Das 7. und 8. Husarenregiment, größtentheils aus Elsässern bestehend, interessirte mich sehr der ganzen Haltung wegen; sie trugen die Haare noch wie zur Zeit der Republik, gescheitelt und in zwei rechts und links des Gesichts herunterhängenden Zöpfen, was ihnen ein äußerst pittoreskes Aussehen gab. Ihre[163] Uniform war dunkelgrün mit rothen Hosen. Sie hatten an diesem Tage Beweise von besonderer Entschlossenheit und Muth abgelegt und kamen auch den folgenden Tag wieder in das Treffen.

Der Anblick eines Kampfplatzes war mir nichts Neues mehr, dennoch aber versetzte mich der Rückweg bis zum Nachtquartier des Prinzen in sehr ernste Stimmung und gab mir reichen Stoff zum Nachdenken.

Eine breite, zu beiden Seiten mit hohen Birken begränzte Straße führt durch düstere, von Schluchten durchschnittene Tannenwälder, die von offenen Plätzen zuweilen unterbrochen sind, welche eine Aufstellung von größeren Truppenmassen gestatten, bis in die Nähe von Witebsk.
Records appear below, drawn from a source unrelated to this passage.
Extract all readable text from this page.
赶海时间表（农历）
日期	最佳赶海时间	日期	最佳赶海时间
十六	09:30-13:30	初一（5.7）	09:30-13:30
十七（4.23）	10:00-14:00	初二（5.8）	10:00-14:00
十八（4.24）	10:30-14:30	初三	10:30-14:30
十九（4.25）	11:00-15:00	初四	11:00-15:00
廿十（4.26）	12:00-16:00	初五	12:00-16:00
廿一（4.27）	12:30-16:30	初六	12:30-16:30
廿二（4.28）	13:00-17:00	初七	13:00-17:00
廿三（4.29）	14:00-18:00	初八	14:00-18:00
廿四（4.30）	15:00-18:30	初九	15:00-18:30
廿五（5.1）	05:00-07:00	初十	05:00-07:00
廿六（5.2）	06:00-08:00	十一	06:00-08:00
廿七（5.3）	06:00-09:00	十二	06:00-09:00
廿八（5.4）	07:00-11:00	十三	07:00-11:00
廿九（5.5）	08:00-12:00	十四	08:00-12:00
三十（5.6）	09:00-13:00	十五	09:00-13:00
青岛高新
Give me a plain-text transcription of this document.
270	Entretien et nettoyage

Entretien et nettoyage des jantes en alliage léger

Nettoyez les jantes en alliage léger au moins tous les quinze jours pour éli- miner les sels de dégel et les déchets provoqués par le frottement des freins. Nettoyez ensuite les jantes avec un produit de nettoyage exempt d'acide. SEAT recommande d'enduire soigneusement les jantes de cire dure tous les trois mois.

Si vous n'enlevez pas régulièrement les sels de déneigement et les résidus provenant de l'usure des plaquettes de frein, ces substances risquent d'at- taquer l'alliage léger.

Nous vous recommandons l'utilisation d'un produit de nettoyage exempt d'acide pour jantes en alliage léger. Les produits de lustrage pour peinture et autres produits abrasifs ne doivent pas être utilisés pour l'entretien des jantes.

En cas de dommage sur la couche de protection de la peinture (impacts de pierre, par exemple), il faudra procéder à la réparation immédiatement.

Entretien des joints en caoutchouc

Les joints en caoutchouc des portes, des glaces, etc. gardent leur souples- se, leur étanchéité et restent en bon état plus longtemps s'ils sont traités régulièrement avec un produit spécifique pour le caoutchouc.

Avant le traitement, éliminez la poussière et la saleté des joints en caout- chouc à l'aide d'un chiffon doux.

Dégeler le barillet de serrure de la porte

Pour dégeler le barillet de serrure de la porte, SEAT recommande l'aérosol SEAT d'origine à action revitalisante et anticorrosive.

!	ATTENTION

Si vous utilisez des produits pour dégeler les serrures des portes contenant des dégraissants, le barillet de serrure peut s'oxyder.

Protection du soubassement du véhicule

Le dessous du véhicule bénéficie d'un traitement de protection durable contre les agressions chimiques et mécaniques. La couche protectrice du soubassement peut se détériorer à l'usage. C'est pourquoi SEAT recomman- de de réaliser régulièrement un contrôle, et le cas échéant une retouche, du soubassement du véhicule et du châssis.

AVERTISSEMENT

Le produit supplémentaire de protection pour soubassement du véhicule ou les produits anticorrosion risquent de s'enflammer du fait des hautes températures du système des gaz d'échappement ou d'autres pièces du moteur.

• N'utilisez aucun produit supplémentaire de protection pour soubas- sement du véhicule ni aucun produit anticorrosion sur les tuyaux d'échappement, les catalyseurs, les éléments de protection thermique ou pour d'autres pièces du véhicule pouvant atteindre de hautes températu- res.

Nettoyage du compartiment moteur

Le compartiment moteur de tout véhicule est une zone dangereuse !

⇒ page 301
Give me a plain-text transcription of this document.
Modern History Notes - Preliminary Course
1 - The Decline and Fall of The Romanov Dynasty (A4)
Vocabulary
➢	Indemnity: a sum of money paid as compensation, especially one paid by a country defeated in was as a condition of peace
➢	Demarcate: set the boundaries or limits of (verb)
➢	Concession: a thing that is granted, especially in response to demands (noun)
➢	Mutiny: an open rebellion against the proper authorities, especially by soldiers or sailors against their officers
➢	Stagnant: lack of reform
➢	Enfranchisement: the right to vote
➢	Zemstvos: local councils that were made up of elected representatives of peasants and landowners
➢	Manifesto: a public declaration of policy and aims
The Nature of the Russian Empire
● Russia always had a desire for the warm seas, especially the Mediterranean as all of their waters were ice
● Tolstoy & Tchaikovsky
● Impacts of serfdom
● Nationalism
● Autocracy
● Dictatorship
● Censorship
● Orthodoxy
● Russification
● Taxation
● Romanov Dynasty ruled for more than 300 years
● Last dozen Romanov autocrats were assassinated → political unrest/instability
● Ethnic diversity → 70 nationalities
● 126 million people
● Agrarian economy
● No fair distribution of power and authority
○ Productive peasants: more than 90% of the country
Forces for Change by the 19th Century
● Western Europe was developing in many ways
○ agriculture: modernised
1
Auf diesem schwierigen Boden schlug man sich zwei Tage mit der größten Erbitterung. Der heutige Tag, obwohl sehr blutig, war nur das Vorspiel des folgenden heißen Kampfes, der am nächsten Tage vom Morgen bis in die Nacht fortwährte. Die Russen hatten besonders die Straße mit großer Hartnäckigkeit vertheidigt. Hievon zeigten sich überall die Spuren. Es lag in meinem Wesen, den Schrecknissen des Krieges nirgends aus dem Wege zu gehen, obschon ich kein Wohlgefallen daran fand; aber ich wollte alles sehen, was mir zugänglich war. So ritt ich ruhigen Schrittes und ganz allein auf der Straße an den Leichnamen der Gefallenen und an den Schwerverwundeten still und nachdenkend vorüber. Der den ganzen Tag hindurch heitere Himmel hatte sich gegen Abend mit schweren grauen Wolken überzogen, ein lauer Wind spielte mit dem zitternden Laub der Birken, deren Rinde von den Kugeln zerfetzt war, oder wirbelte bisweilen eine Staubwolke in die Höhe. Eine unheimliche Stille, nur von dem Aechzen eines Sterbenden oder Schwerverwundeten unterbrochen, gab allem, was ich sah und hörte, inmitten dieser Wälder etwas Hochtragisches. »Ruhet sanft, ihr Gefallenen, die ihr überwunden habt! Ihr seid noch die Glücklicheren (sagte ich zu mir selbst), aber die armen Verwundeten! Welch ein schreckliches Loos wartet ihrer in diesem Lande, wo es an allem zu einer auch nur leidlichen Pflege fehlt!« Dieser Gedanke betrübte mich tief.[164]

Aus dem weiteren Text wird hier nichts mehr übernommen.